Alaplı

TTK YOK OLMA NOKTASINDA

TTK YOK OLMA NOKTASINDA

GMİS Armutçuk Şube Başkanı İsa Mutlu, TTK’nın acilen işçi açıklarını gidermesi gerektiğini,  yeni işçiler alınmaması durumunda kurumun yok olup gideceğini söyledi. Emekli olan işçilerin yerine yeni işçi alınmadığını belirten Mutlu, “ 2009 yılındaki işçi alımında bizim sayımız 13 bin civarındaydı, zamanla emekli olan işçilerimizin yerine yenisi alınmadığından sayımız on bin 500 civarına kadar düştü. Aldığımız işçiden fazla emekli verdik. Diyorlar ki TTK’da üretim artmıyor, nasıl artacak. Aldığından fazlasını emekli edersen üretim nasıl artacak. Bu şartlar dâhilinde üretimin artmasını kimse bekleyemez’ dedi.

İŞÇİ ALINSAYDI ALACAAĞZI KAPANMAYACAKTI

Alaplı Gazeteciler Derneği’ni ziyaretinde birbirinden çarpıcı açıklamalarda bulunan Mutlu; ‘Zamanında işçimiz az yetersiz diyerek Alacaağzı bölgesi TTK tarafından kapatıldı.  Geldiğimiz noktada HEMA Alacaağzı bölgesinde 850 işçimize ekmek veriyor. HEMA 850 kişi ile o bölgede altı yedi yıldır üretim yapıyor.  Demek ki TTK işçi alsaydı orası kapanmayacaktı.   İşçi açıklarının giderilmesi bizim için öncelikli ihtiyaçtır.
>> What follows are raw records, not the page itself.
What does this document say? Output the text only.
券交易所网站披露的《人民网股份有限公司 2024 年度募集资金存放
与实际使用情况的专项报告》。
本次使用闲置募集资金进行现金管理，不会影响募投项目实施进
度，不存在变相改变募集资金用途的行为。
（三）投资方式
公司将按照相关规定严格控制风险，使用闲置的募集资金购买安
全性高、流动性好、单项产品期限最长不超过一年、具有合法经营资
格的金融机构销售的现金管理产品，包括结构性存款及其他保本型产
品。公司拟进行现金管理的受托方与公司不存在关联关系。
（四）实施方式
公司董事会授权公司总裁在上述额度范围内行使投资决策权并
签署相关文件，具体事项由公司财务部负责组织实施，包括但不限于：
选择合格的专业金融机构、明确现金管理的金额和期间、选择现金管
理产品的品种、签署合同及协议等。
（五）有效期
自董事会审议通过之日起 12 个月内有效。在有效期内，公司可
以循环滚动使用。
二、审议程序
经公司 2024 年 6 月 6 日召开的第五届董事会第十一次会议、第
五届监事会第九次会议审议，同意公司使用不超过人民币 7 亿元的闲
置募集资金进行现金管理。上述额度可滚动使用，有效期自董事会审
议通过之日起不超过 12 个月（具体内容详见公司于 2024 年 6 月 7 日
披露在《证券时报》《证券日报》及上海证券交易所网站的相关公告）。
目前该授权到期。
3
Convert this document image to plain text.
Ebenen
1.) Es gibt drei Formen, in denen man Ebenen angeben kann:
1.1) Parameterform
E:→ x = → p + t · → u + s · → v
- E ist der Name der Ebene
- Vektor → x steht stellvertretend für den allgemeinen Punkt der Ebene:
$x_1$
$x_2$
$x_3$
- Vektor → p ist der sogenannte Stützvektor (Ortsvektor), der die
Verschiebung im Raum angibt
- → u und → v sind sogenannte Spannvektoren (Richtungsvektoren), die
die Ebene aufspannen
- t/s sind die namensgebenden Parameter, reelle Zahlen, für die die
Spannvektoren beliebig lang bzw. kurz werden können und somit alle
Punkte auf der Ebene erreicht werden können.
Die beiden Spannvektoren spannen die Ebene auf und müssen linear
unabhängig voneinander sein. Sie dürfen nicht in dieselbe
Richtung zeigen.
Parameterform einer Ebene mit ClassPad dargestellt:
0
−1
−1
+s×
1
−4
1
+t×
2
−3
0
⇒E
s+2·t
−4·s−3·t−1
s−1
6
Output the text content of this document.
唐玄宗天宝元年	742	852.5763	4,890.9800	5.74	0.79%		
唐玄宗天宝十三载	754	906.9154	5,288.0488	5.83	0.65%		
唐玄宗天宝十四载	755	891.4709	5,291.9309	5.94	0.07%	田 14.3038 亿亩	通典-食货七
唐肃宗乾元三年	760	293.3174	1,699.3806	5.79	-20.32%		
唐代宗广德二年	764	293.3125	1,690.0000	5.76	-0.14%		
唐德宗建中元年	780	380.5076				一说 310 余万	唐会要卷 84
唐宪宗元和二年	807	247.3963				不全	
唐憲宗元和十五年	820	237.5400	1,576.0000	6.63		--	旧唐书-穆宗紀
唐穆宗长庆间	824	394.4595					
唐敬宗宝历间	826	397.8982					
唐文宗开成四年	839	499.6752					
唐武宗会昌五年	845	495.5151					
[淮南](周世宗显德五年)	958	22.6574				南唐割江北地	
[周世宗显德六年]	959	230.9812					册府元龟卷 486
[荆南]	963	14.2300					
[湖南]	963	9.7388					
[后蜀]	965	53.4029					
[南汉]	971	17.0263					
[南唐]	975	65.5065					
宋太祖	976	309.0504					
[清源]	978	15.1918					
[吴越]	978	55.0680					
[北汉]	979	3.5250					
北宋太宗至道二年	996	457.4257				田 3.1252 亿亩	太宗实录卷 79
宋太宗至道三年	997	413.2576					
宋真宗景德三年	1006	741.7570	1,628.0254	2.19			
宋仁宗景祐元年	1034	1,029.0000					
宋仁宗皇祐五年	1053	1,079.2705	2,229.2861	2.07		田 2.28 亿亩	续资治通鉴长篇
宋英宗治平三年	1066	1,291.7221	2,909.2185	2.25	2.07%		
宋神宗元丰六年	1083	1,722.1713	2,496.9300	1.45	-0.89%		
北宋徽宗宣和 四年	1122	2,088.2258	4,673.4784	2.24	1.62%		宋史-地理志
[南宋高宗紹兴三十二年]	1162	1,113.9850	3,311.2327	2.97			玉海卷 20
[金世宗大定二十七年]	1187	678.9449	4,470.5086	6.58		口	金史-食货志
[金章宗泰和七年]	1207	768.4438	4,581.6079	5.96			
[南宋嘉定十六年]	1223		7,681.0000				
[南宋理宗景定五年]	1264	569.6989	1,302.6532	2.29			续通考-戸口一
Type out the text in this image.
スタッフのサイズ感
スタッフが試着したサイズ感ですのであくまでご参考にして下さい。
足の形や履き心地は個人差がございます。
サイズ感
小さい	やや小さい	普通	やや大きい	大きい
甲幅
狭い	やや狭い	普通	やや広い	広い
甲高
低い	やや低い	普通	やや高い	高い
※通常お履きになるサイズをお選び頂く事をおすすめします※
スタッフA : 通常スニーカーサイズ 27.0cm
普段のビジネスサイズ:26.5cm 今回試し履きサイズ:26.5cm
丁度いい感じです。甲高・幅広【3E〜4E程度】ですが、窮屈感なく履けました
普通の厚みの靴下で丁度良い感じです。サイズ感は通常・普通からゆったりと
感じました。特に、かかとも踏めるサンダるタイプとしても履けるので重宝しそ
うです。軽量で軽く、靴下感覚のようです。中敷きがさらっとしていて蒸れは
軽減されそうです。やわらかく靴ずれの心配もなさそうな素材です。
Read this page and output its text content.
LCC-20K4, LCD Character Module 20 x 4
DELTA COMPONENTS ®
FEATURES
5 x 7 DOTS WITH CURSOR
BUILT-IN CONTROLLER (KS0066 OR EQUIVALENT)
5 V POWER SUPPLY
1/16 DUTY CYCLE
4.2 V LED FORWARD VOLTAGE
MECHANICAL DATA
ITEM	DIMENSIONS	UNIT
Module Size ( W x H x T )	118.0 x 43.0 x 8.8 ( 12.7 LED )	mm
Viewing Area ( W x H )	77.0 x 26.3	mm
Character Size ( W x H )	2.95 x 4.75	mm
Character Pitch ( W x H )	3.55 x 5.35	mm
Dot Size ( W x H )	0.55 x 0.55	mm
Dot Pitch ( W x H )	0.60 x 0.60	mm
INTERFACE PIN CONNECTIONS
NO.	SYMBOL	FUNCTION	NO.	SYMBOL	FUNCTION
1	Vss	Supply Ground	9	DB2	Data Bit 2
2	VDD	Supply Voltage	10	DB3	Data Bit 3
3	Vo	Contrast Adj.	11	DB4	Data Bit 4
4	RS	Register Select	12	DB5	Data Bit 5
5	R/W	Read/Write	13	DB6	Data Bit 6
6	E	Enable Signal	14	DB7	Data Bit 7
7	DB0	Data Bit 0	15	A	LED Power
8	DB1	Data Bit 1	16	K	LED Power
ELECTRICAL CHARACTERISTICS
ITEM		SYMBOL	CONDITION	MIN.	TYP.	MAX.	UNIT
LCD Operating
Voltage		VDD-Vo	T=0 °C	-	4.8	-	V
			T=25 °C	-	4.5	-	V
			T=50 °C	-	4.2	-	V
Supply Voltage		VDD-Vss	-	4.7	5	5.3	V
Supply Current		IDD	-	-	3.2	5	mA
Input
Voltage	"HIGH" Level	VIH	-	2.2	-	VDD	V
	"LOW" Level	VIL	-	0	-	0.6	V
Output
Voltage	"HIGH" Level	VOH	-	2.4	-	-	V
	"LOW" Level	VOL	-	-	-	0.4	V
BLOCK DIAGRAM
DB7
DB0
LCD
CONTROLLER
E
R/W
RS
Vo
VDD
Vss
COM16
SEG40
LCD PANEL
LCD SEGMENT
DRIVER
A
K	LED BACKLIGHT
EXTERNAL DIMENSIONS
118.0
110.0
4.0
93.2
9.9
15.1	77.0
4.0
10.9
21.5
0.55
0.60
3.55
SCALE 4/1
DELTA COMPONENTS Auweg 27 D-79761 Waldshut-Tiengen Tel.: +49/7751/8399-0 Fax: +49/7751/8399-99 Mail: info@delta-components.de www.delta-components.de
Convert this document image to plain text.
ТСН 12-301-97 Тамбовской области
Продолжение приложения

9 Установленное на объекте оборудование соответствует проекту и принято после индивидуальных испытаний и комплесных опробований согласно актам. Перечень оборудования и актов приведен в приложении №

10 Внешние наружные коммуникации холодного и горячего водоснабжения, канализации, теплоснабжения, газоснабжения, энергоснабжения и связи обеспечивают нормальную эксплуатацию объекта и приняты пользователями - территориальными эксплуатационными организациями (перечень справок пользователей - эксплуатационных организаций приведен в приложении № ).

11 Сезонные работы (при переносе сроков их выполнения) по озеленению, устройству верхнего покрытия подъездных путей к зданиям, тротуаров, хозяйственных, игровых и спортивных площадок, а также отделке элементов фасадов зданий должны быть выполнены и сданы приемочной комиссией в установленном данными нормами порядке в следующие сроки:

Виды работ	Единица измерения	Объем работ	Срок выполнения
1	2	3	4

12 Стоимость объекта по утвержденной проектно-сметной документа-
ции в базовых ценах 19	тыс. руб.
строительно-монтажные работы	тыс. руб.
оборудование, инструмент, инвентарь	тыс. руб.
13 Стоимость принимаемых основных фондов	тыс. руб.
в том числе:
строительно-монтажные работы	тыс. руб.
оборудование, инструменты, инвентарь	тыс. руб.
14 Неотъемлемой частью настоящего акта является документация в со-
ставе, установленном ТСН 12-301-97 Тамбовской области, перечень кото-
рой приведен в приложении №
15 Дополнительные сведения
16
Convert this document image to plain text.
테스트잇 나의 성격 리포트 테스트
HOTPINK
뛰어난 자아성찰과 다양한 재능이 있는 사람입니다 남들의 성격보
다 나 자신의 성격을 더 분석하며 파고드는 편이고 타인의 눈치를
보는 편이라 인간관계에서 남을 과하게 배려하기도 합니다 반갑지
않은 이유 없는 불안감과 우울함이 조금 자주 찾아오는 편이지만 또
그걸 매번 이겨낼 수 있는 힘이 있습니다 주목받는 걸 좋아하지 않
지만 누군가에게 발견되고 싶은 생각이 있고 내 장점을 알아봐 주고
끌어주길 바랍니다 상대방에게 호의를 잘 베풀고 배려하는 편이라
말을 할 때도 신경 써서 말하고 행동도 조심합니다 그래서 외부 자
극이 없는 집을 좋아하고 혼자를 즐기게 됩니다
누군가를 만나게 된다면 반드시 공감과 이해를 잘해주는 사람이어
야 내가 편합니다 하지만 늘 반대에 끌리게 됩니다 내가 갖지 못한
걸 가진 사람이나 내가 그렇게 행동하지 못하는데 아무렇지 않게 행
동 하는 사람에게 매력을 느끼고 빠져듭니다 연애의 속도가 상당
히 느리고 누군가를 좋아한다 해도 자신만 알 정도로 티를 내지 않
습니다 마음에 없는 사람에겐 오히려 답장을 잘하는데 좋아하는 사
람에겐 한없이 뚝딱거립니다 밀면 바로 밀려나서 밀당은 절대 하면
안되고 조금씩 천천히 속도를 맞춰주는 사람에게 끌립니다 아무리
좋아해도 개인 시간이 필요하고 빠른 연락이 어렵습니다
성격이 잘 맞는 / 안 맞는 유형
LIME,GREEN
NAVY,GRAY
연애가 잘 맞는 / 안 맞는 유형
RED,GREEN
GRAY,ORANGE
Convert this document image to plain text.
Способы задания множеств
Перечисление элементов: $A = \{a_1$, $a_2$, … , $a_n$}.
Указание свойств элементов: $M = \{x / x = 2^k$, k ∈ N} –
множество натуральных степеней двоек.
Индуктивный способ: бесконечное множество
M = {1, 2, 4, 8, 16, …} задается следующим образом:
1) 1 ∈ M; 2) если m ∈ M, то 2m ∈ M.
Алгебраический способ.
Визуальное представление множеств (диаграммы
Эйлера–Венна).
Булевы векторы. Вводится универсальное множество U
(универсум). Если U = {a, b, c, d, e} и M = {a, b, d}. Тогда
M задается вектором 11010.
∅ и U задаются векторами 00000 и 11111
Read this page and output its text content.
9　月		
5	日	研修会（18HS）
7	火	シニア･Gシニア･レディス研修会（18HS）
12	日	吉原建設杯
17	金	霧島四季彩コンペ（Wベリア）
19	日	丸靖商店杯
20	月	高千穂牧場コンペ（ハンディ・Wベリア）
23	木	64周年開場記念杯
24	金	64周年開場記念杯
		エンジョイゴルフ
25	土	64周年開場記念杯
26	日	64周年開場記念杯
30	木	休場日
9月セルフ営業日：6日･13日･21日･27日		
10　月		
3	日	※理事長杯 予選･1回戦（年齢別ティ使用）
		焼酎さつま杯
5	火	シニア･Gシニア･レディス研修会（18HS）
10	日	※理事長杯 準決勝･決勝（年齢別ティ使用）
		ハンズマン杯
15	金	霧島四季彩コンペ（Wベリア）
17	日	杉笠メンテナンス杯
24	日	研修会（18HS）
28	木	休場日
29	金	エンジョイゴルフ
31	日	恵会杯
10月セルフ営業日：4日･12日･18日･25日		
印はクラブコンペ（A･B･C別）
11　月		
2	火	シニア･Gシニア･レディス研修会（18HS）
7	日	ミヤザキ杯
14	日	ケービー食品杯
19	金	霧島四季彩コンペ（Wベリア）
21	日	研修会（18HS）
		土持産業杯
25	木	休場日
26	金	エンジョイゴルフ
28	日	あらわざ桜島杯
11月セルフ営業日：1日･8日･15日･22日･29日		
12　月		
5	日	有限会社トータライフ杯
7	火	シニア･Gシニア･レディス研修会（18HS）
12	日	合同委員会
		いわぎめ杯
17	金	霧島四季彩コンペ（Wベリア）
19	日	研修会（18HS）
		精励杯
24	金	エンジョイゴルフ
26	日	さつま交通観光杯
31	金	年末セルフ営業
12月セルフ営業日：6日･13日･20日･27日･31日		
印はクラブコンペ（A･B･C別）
Üretimin artarak ülke ekonomisine katkı sağlanması açısından, TTK’nın yaşaması açısından işçi açıklarının acilen giderilmesi gerekmektedir. TTK’ya 3 bin işçi alınmış olsa Armutçuk bölgesine 400 yeni işçi gelmiş olur. Bununda ortalama 100 tanesi Alaplı insanından oluşur. Daha önceki işçi alımında Alaplı’dan 85 vatandaşımız işçi olarak iş başı yaptı. 85 işçi Alaplı’ya ayda yan gelirlerle ortalama iki bin 500 lira getirdiğini düşünürsen ayda 200 bin Lira, yılda düşünülürse toplamda iki milyon 100 bin lira civarında bir paranın ilçeye girdiğini görürüz. Buda hiçte küçümsenmeyecek bir rakam.  Ülkemiz yılda milyarlarca dolar parayı dış ülkelere kömür için veriyor. Bu paraları gençlerimize istihdam sağlayarak harcamak, hem döviz kaybımızı önler hem de işsiz vatandaşlarımız aş iş sahibi yapar. Siyasilerin bu konuda üstlerine düşeni yapacaklarından umutluyum ama biraz daha fazla konunun üstüne gitmeleri en büyük arzumuzdur’ dedi.

 

TÜRKİYE’DE Kİ SENDİKAL MÜCADELE YENİDEN CANLANDIRILMALI

Yaptığı açıklamalarda Türkiye’de ki sendikal mücadele konusuna da değinen Mutlu şunları kaydetti.; ‘Bizler TTK’nın yaşaması ve üretimin artması için bu çabaları verirken, diğer yandan HEMA’daki 700 işçi arkadaşlarımızı örgütledik. İşverenimizde bu konuda bizlere yardımcı oldular, katkı verdiler.  Orada bir anlaşma yaparak bir protokol yaptık. Yüzde 10 - 16 arasında maaş zammı aldık. Sosyal haklarla birlikte işçilerimiz bin 500 liraya yakın para alacaklar. Bizler Türkiye’deki sendikal mücadelenin yeniden canlandırılması adına sendikal mücadelenin iyi gidişatına katkı sağlayabilmek adına özel sektördeki madencileri örgütleme kararı aldık. Türkiye’de bu gün 11 milyon çalışan var, bunların 800 bini sendikalı, geri kalan 10 milyondan fazla çalışanımız sendikasız. Türkiye’de çalışanlarımız sendikasız, örgütsüz sahipsiz bırakılmış, neden diye sorarsanız, hükümetler insanları yönetmenin tek yolunun örgütsüz yönetmekten geçtiğini çok iyi biliyor.  Örgütsüz insanların hak araması imkânsızdır. İnsanların haklarını arayabilmeleri için örgütlü bir halde bir araya gelebilmeleri lazımdır. Dünyada olduğu gibi Türkiye’de de çalışanlar örgütsüzleştirildi ve güçsüzleştirildi. Yıllarca yapılan müdahalelerden dolayı günümüz Türkiye’sinde çalışanların yüzde yedisi sendikalı, gerisi örgütsüz ve sahipsiz. Türkiye’de sendikalar yok edilmeye çalışılıyor.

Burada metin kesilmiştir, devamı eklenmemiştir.